Password managers are a key resource in maintaining your security. They allow you to keep track of your passwords and encrypt them before they leave your device. Some password vaults can also generate and change passwords for you in one click, as well as securely store other types of data like credit card information. Password managers may remind you to change passwords regularly, evaluate their strength, or scan the dark web to check if any of your logins appeared online. A password manager also makes sharing your data with family and friends safer.

When using a password manager, you’ll only need to remember one master password. Combine it with multi-factor authentication (MFA)and biometric authentication to increase your security.

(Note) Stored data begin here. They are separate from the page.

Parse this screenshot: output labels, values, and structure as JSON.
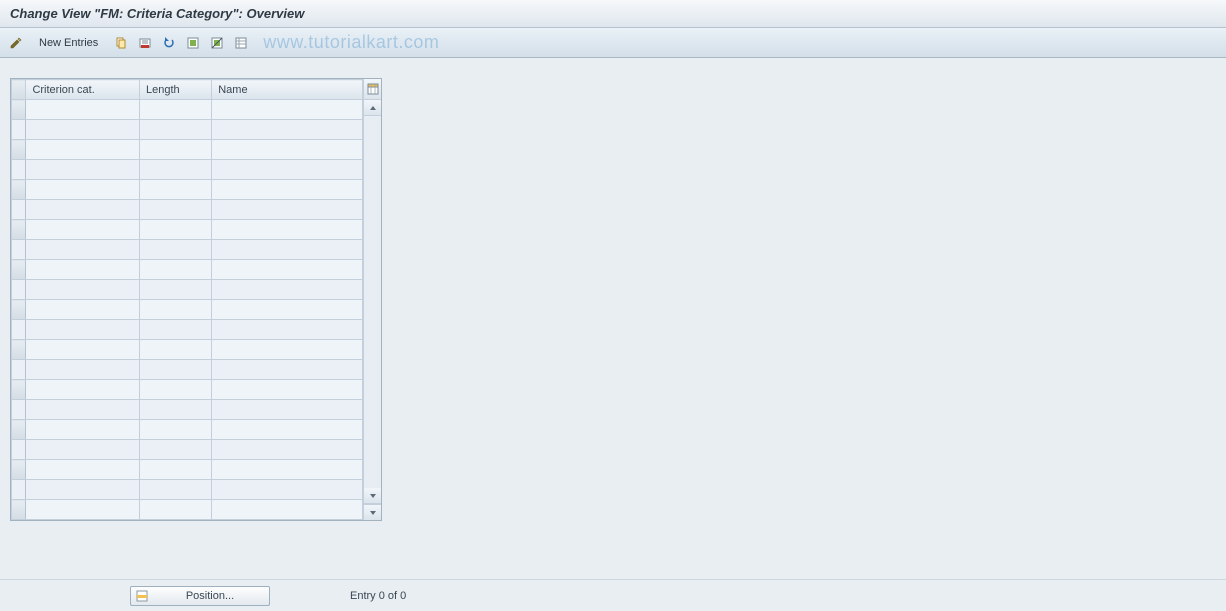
{
  "title": "Change View \"FM: Criteria Category\": Overview",
  "toolbar": {
    "new_entries_label": "New Entries"
  },
  "watermark": "www.tutorialkart.com",
  "table": {
    "columns": [
      "Criterion cat.",
      "Length",
      "Name"
    ],
    "row_count": 21,
    "rows": [
      [
        "",
        "",
        ""
      ],
      [
        "",
        "",
        ""
      ],
      [
        "",
        "",
        ""
      ],
      [
        "",
        "",
        ""
      ],
      [
        "",
        "",
        ""
      ],
      [
        "",
        "",
        ""
      ],
      [
        "",
        "",
        ""
      ],
      [
        "",
        "",
        ""
      ],
      [
        "",
        "",
        ""
      ],
      [
        "",
        "",
        ""
      ],
      [
        "",
        "",
        ""
      ],
      [
        "",
        "",
        ""
      ],
      [
        "",
        "",
        ""
      ],
      [
        "",
        "",
        ""
      ],
      [
        "",
        "",
        ""
      ],
      [
        "",
        "",
        ""
      ],
      [
        "",
        "",
        ""
      ],
      [
        "",
        "",
        ""
      ],
      [
        "",
        "",
        ""
      ],
      [
        "",
        "",
        ""
      ],
      [
        "",
        "",
        ""
      ]
    ]
  },
  "footer": {
    "position_label": "Position...",
    "entry_text": "Entry 0 of 0"
  }
}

While they can increase your security exponentially, even reliable password managers can’t keep you 100% safe online. Following are a list of possible risks and ways to mitigate them:

  1. Not all devices are secure enough. Password managers can be hacked if your device is infected with malware. Users should invest in a trustworthy antivirus that will secure all devices first and reduce risks.
  2. Not using biometric authentication. NordPass, RoboForm, and Keeper all offer a biometric authentication option, such as requiring a fingerprint or face scan which offers another level of protection.
  3. Utilizing a Bad password manager. Not all password managers are created equal. Make sure the software you use does not lack the necessary security features to effectively protect your credentials at all times.
  4. Forgetting your master password. Select a password manager that has a reset feature or store your master password in some physically secure place. Be sure to enable account recovery options.
  5. Know what data is in your password manager. Be sure to know which accounts are stored in your password manager so in the case of a breach, you know which accounts to take action on, thus leaving the attacker with less time to cause more harm.

In a digital landscape where cyber threats are on the rise, using a password manager is a proactive measure that can overall protect your personal information and maintain robust online security. It simplifies the process of managing passwords, strengthens your defenses against unauthorized access, and provides peace of mind in an increasingly interconnected world. If you don't already, consider integrating a reputable password manager into your digital routine to enjoy the benefits of streamlined and fortified password security.